Il primo episodio si è verificato nel pomeriggio in via Peruzzi. I militari dell’Aliquota Radiomobile hanno fermato un’auto guidata da un 24enne di origini albanesi che, secondo quanto riferito dall’Arma, avrebbe mostrato fin da subito un certo nervosismo.
E quando a un posto di controllo si comincia a sudare più del dovuto, di solito non è per il riscaldamento acceso.
I carabinieri hanno quindi approfondito gli accertamenti. Durante la perquisizione personale e del veicolo sarebbero state trovate tre dosi di cocaina nascoste sotto il tappetino lato guida, oltre a denaro contante.
Una sistemazione discreta, ma non abbastanza. Il tappetino, evidentemente, non aveva superato il corso avanzato di occultamento.
La perquisizione è stata poi estesa all’abitazione del giovane, dove i militari riferiscono di aver rinvenuto altre dosi di cocaina e hashish, materiale per il confezionamento e la pesatura dello stupefacente e 3.800 euro in contanti, suddivisi in banconote di vario taglio.
Il 24enne è stato arrestato con l’accusa di detenzione ai fini di spaccio e trasferito nel carcere di Arezzo, in attesa dell’udienza di convalida. Le indagini, coordinate dalla Procura, proseguono per ricostruire la provenienza della droga sequestrata.
Poche ore dopo, in via Napoli, il secondo episodio.

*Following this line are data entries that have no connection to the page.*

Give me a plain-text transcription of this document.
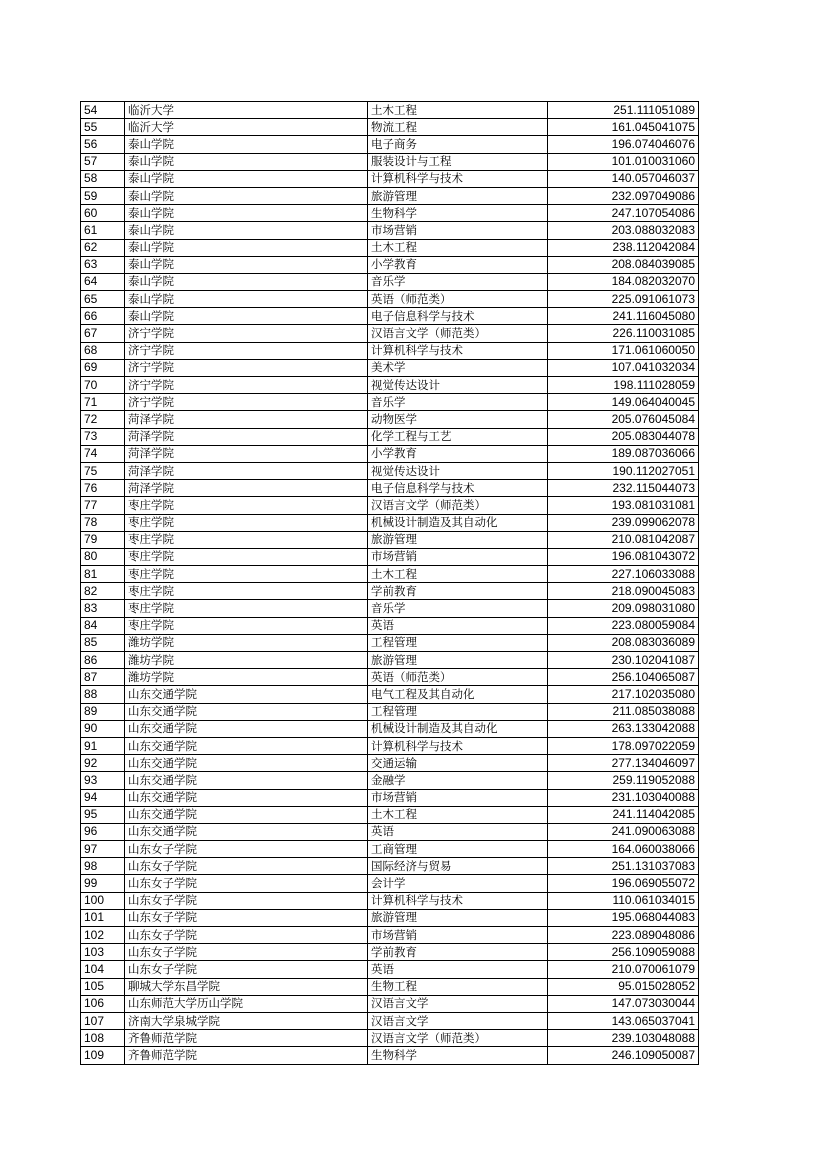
54	临沂大学	土木工程	251.111051089
55	临沂大学	物流工程	161.045041075
56	泰山学院	电子商务	196.074046076
57	泰山学院	服装设计与工程	101.010031060
58	泰山学院	计算机科学与技术	140.057046037
59	泰山学院	旅游管理	232.097049086
60	泰山学院	生物科学	247.107054086
61	泰山学院	市场营销	203.088032083
62	泰山学院	土木工程	238.112042084
63	泰山学院	小学教育	208.084039085
64	泰山学院	音乐学	184.082032070
65	泰山学院	英语（师范类）	225.091061073
66	泰山学院	电子信息科学与技术	241.116045080
67	济宁学院	汉语言文学（师范类）	226.110031085
68	济宁学院	计算机科学与技术	171.061060050
69	济宁学院	美术学	107.041032034
70	济宁学院	视觉传达设计	198.111028059
71	济宁学院	音乐学	149.064040045
72	菏泽学院	动物医学	205.076045084
73	菏泽学院	化学工程与工艺	205.083044078
74	菏泽学院	小学教育	189.087036066
75	菏泽学院	视觉传达设计	190.112027051
76	菏泽学院	电子信息科学与技术	232.115044073
77	枣庄学院	汉语言文学（师范类）	193.081031081
78	枣庄学院	机械设计制造及其自动化	239.099062078
79	枣庄学院	旅游管理	210.081042087
80	枣庄学院	市场营销	196.081043072
81	枣庄学院	土木工程	227.106033088
82	枣庄学院	学前教育	218.090045083
83	枣庄学院	音乐学	209.098031080
84	枣庄学院	英语	223.080059084
85	潍坊学院	工程管理	208.083036089
86	潍坊学院	旅游管理	230.102041087
87	潍坊学院	英语（师范类）	256.104065087
88	山东交通学院	电气工程及其自动化	217.102035080
89	山东交通学院	工程管理	211.085038088
90	山东交通学院	机械设计制造及其自动化	263.133042088
91	山东交通学院	计算机科学与技术	178.097022059
92	山东交通学院	交通运输	277.134046097
93	山东交通学院	金融学	259.119052088
94	山东交通学院	市场营销	231.103040088
95	山东交通学院	土木工程	241.114042085
96	山东交通学院	英语	241.090063088
97	山东女子学院	工商管理	164.060038066
98	山东女子学院	国际经济与贸易	251.131037083
99	山东女子学院	会计学	196.069055072
100	山东女子学院	计算机科学与技术	110.061034015
101	山东女子学院	旅游管理	195.068044083
102	山东女子学院	市场营销	223.089048086
103	山东女子学院	学前教育	256.109059088
104	山东女子学院	英语	210.070061079
105	聊城大学东昌学院	生物工程	95.015028052
106	山东师范大学历山学院	汉语言文学	147.073030044
107	济南大学泉城学院	汉语言文学	143.065037041
108	齐鲁师范学院	汉语言文学（师范类）	239.103048088
109	齐鲁师范学院	生物科学	246.109050087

I carabinieri della Stazione di San Giovanni hanno notato un 38enne residente a Montevarchi in sella a una bicicletta elettrica del valore di circa 1.700 euro.
L’uomo, già conosciuto dalle forze dell’ordine, si sarebbe accorto della pattuglia soltanto all’ultimo momento e si è fermato all’alt.
Durante l’identificazione è arrivata dalla centrale operativa la segnalazione di ricerca proprio di quella bicicletta, rubata pochi istanti prima a un 56enne che l’aveva lasciata nel parcheggio di un supermercato.
L’uomo era entrato a fare la spesa e, all’uscita, aveva trovato il parcheggio assai più spazioso di come lo aveva lasciato. Una promozione non richiesta: compri il pane e ti sparisce la bici.
Il mezzo è stato restituito al proprietario e il 38enne è stato arrestato per furto aggravato. Dopo la convalida, è stato sottoposto all’obbligo di presentarsi alla polizia giudiziaria due volte al giorno.
Due controlli, due arresti e due nascondigli poco fortunati: sotto un tappetino e sopra una bicicletta appena rubata. Nel Valdarno, almeno stavolta, il servizio “ritiro e consegna” lo hanno fatto i carabinieri.